How Does Glass Thickness Affect Fringe Shift in a Double-Slit Experiment?

[alingy1]

A double-slit experiment is set up using a helium-neon laser (l = 633 nm). Then a very thin piece of glass (n = 1.50) is placed over one of the slits. Afterward, the central point on the screen is occupied by what had been the m = 10 dark fringe. How thick is the glass?

I have the solution's attached.

My question is: why does the textbook not use snell's law? Is it making the simplistic argument that light traverses the glass piece perpendicularly? Would the problem be somehow changed otherwise?

 

[Simon Bridge]

Basically the text does not use Snells law because it has no effect on the outcome (well, any effect is smaller than the approximations already being used).

Recall that the two sides of the glass are parallel - so rays emerge at the same angle as the incident rays. The effect, therefore, is to displace the ray by a distance that depends on the thickness of the glass, making the slits appear closer together ... but you are told that the glass is very thin, so the displacement will be very small.

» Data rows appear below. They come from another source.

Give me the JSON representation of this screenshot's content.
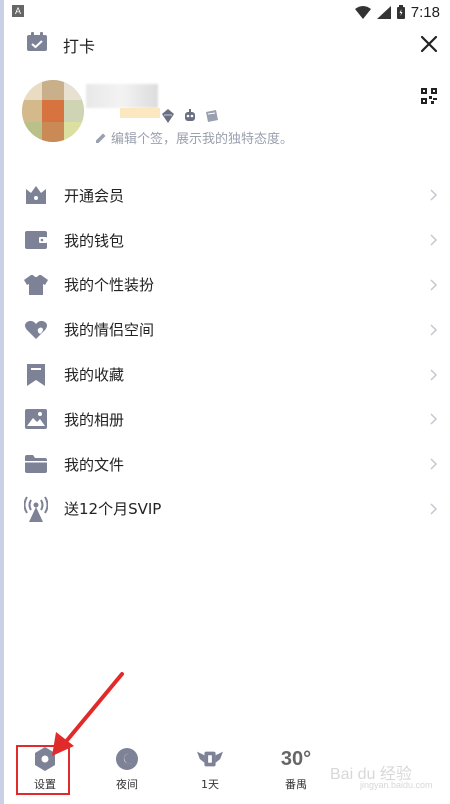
{
  "status_bar": {
    "time": "7:18",
    "left_badge": "A"
  },
  "header": {
    "checkin_label": "打卡"
  },
  "profile": {
    "signature": "编辑个签，展示我的独特态度。"
  },
  "menu": [
    {
      "label": "开通会员",
      "icon": "crown-icon"
    },
    {
      "label": "我的钱包",
      "icon": "wallet-icon"
    },
    {
      "label": "我的个性装扮",
      "icon": "tshirt-icon"
    },
    {
      "label": "我的情侣空间",
      "icon": "heart-icon"
    },
    {
      "label": "我的收藏",
      "icon": "bookmark-icon"
    },
    {
      "label": "我的相册",
      "icon": "image-icon"
    },
    {
      "label": "我的文件",
      "icon": "folder-icon"
    },
    {
      "label": "送12个月SVIP",
      "icon": "broadcast-icon"
    }
  ],
  "bottom_bar": {
    "settings_label": "设置",
    "night_label": "夜间",
    "days_label": "1天",
    "weather_temp": "30°",
    "weather_city": "番禺"
  },
  "watermark": {
    "text": "Bai du 经验",
    "sub": "jingyan.baidu.com"
  },
  "colors": {
    "icon": "#7d8297",
    "highlight": "#e12b2b",
    "text": "#222222",
    "secondary": "#9aa0ad"
  }
}
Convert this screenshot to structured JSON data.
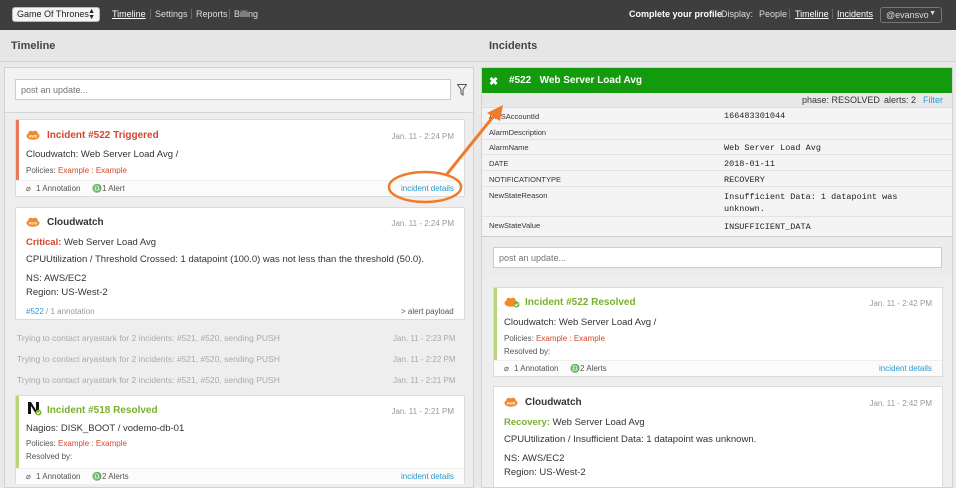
{
  "topbar": {
    "project": "Game Of Thrones",
    "nav": [
      "Timeline",
      "Settings",
      "Reports",
      "Billing"
    ],
    "complete_profile": "Complete your profile",
    "display_label": "Display:",
    "display_options": [
      "People",
      "Timeline",
      "Incidents"
    ],
    "user": "@evansvo"
  },
  "left": {
    "header": "Timeline",
    "post_placeholder": "post an update...",
    "card1": {
      "title": "Incident #522 Triggered",
      "time": "Jan. 11 - 2:24 PM",
      "body": "Cloudwatch: Web Server Load Avg /",
      "policies_label": "Policies:",
      "policies_value": "Example : Example",
      "annotation": "1 Annotation",
      "alerts": "1 Alert",
      "details": "incident details"
    },
    "card2": {
      "title": "Cloudwatch",
      "time": "Jan. 11 - 2:24 PM",
      "critical_label": "Critical:",
      "critical_value": "Web Server Load Avg",
      "desc": "CPUUtilization / Threshold Crossed: 1 datapoint (100.0) was not less than the threshold (50.0).",
      "ns": "NS: AWS/EC2",
      "region": "Region: US-West-2",
      "link": "#522",
      "annotation": "/ 1 annotation",
      "payload": "> alert payload"
    },
    "logs": [
      {
        "text": "Trying to contact aryastark for 2 incidents: #521, #520, sending PUSH",
        "time": "Jan. 11 - 2:23 PM"
      },
      {
        "text": "Trying to contact aryastark for 2 incidents: #521, #520, sending PUSH",
        "time": "Jan. 11 - 2:22 PM"
      },
      {
        "text": "Trying to contact aryastark for 2 incidents: #521, #520, sending PUSH",
        "time": "Jan. 11 - 2:21 PM"
      }
    ],
    "card3": {
      "title": "Incident #518 Resolved",
      "time": "Jan. 11 - 2:21 PM",
      "body": "Nagios: DISK_BOOT / vodemo-db-01",
      "policies_label": "Policies:",
      "policies_value": "Example : Example",
      "resolved_by": "Resolved by:",
      "annotation": "1 Annotation",
      "alerts": "2 Alerts",
      "details": "incident details"
    }
  },
  "right": {
    "header": "Incidents",
    "incident_title": "#522   Web Server Load Avg",
    "phase": "phase: RESOLVED",
    "alerts": "alerts: 2",
    "filter": "Filter",
    "fields": [
      {
        "key": "AWSAccountId",
        "value": "166483301044"
      },
      {
        "key": "AlarmDescription",
        "value": ""
      },
      {
        "key": "AlarmName",
        "value": "Web Server Load Avg"
      },
      {
        "key": "DATE",
        "value": "2018-01-11"
      },
      {
        "key": "NOTIFICATIONTYPE",
        "value": "RECOVERY"
      },
      {
        "key": "NewStateReason",
        "value": "Insufficient Data: 1 datapoint was"
      },
      {
        "key": "NewStateValue",
        "value": "INSUFFICIENT_DATA"
      }
    ],
    "reason_cont": "unknown.",
    "post_placeholder": "post an update...",
    "card1": {
      "title": "Incident #522 Resolved",
      "time": "Jan. 11 - 2:42 PM",
      "body": "Cloudwatch: Web Server Load Avg /",
      "policies_label": "Policies:",
      "policies_value": "Example : Example",
      "resolved_by": "Resolved by:",
      "annotation": "1 Annotation",
      "alerts": "2 Alerts",
      "details": "incident details"
    },
    "card2": {
      "title": "Cloudwatch",
      "time": "Jan. 11 - 2:42 PM",
      "recovery_label": "Recovery:",
      "recovery_value": "Web Server Load Avg",
      "desc": "CPUUtilization / Insufficient Data: 1 datapoint was unknown.",
      "ns": "NS: AWS/EC2",
      "region": "Region: US-West-2"
    }
  },
  "colors": {
    "topbar": "#3e3e3e",
    "incident_green": "#139a0d",
    "triggered_red": "#d5472b",
    "resolved_green": "#7ab02f",
    "link_blue": "#2b9ad0",
    "annotation_orange": "#f07b2a"
  }
}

You can check this for yourself:
Repeat the calculation, taking snell's law into account, and see what difference it makes for glass thickness t and refractive index n. Then see what happens when you make the thickness very small compared with the other dimensions of the experiment.

The calculation already involves approximations, this one is small compared to the others.

 

[alingy1]

Simon, could you draw me some form of diagram to help me visualize the variables I should take into account?